2. Do Your Homework, Be Prepared

This one goes with number 1 of Adding Value. It is a prerequisite and will help you because it is about preparation, doing your homework. You want to find out about your prospects wants, needs, values, age, demographics, habits, and any other pattern you can think. The more you find the more you can start to truly understand your prospect. Target market research via direct survey of current, past, and lost clients is the best way to gather information. You also might want to review some of your sales along with industry data to gather useful statistical trends. If you are attending an event get a roaster of attendees and look them up. Know who you are in front of and know what they are likely to value.

If you’re thinking this sounds a lot like target market research, you are correct with one added point. More than facts we are trying to narrow down the values of our market. Facts help in getting you in front of the right person, but value sells products.

Now that you have an arsenal of information does that mean you do not listen? NO, you still have to listen, even more in fact. Think of the information you have like studying for a pop quiz. You do not know going in what will be on the test (the exact values of the prospect). So you wait and listen patiently and when you find the value you attach your service to it. Because, you have done your homework you are prepared and will be ten times more effective.

3. Continue To Add Value without Direct Pay

Orientating your sales process to finding added value should be a priority. In fact, become obsessive about finding and delivering value. I guarantee you will blow your competition out the water as they are only thinking about the sale and pushing products.

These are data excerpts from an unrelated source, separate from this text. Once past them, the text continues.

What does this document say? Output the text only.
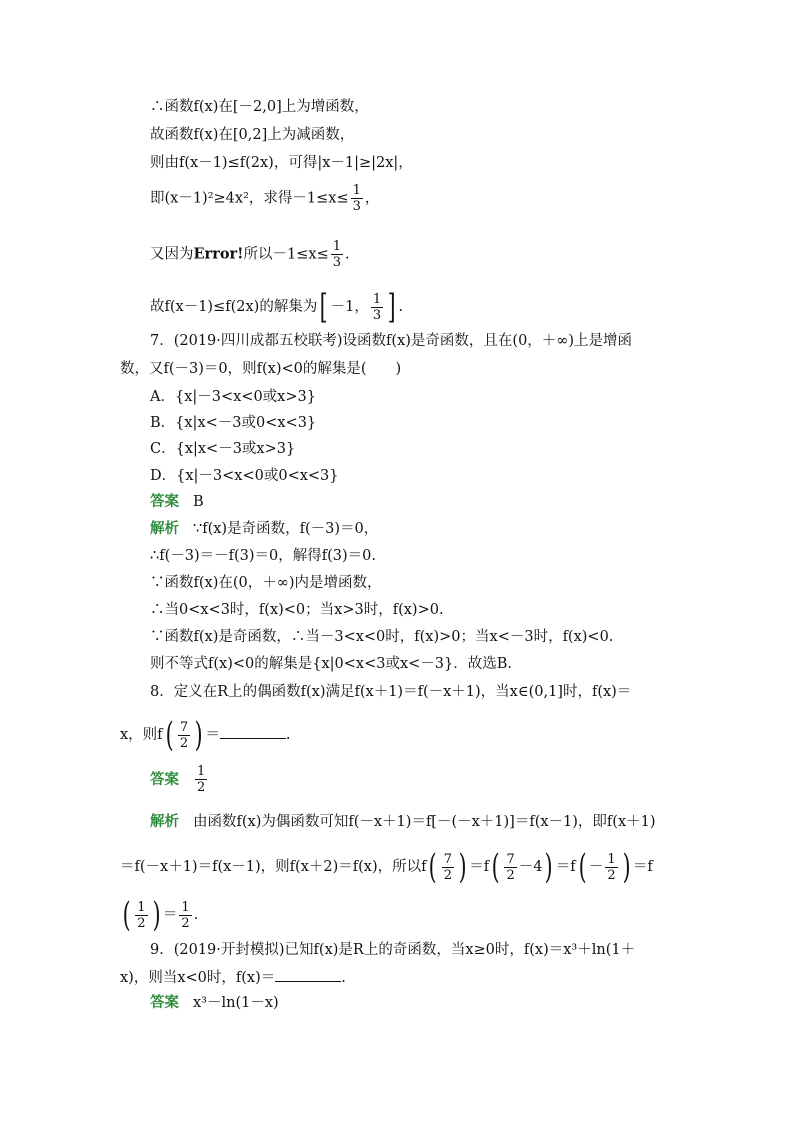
∴函数f(x)在[－2,0]上为增函数，
故函数f(x)在[0,2]上为减函数，
则由f(x－1)≤f(2x)，可得|x－1|≥|2x|，
即(x－1)²≥4x²，求得$-1\le x\le \frac{1}{3}$ ，
又因为Error!所以$-1\le x\le \frac{1}{3}$ .
故f(x－1)≤f(2x)的解集为[ －1， $\frac{1}{3}$ ] .
7．(2019·四川成都五校联考)设函数f(x)是奇函数，且在(0，＋∞)上是增函
数，又f(－3)＝0，则f(x)<0的解集是(　　)
A．{x|－3<x<0或x>3}
B．{x|x<－3或0<x<3}
C．{x|x<－3或x>3}
D．{x|－3<x<0或0<x<3}
答案 B
解析 ∵f(x)是奇函数，f(－3)＝0，
∴f(－3)＝－f(3)＝0，解得f(3)＝0.
∵函数f(x)在(0，＋∞)内是增函数，
∴当0<x<3时，f(x)<0；当x>3时，f(x)>0.
∵函数f(x)是奇函数，∴当－3<x<0时，f(x)>0；当x<－3时，f(x)<0.
则不等式f(x)<0的解集是{x|0<x<3或x<－3}．故选B.
8．定义在R上的偶函数f(x)满足f(x＋1)＝f(－x＋1)，当x∈(0,1]时，f(x)＝
x，则$f( \frac{7}{2}$ ) ＝	.
答案 $\frac{1}{2}$
解析 由函数f(x)为偶函数可知f(－x＋1)＝f[－(－x＋1)]＝f(x－1)，即f(x＋1)
＝f(－x＋1)＝f(x－1)，则f(x＋2)＝f(x)，所以$f( \frac{7}{2}$ ) $=f( \frac{7}{2} -4) =f( - \frac{1}{2}$ ) ＝f
( $\frac{1}{2}$ ) ＝ $\frac{1}{2}$ .
9．(2019·开封模拟)已知f(x)是R上的奇函数，当x≥0时，f(x)＝x³＋ln(1＋
x)，则当x<0时，f(x)＝	.
答案 x³－ln(1－x)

The one thing about this powerful orientation is that it must come from a genuine place. That is, you must really want to provide value to your prospects and not just play lip service to it. That means you go the extra mile, many time without ANY directly pay. Like sending a kids birthday card, referring someone to take handle a issue you are aware of, and the most selfless of acts, referring a competitor who is better suited to meet the client’s needs.

I know you are saying yeah right, but in my experience you have worked on adding value when you do these things. You are no longer thinking about it, reading about it, but living it. Something lived is bound to catch eyes, influence others, and make people react. And like all laws of nature things come full circle, what goes up comes down, what you put out comes back. Add value even when you see no direct payoff.

You will reap what you sew and you will be flexing your added value muscles, which will lift your sales beyond most sells schemes and tactics.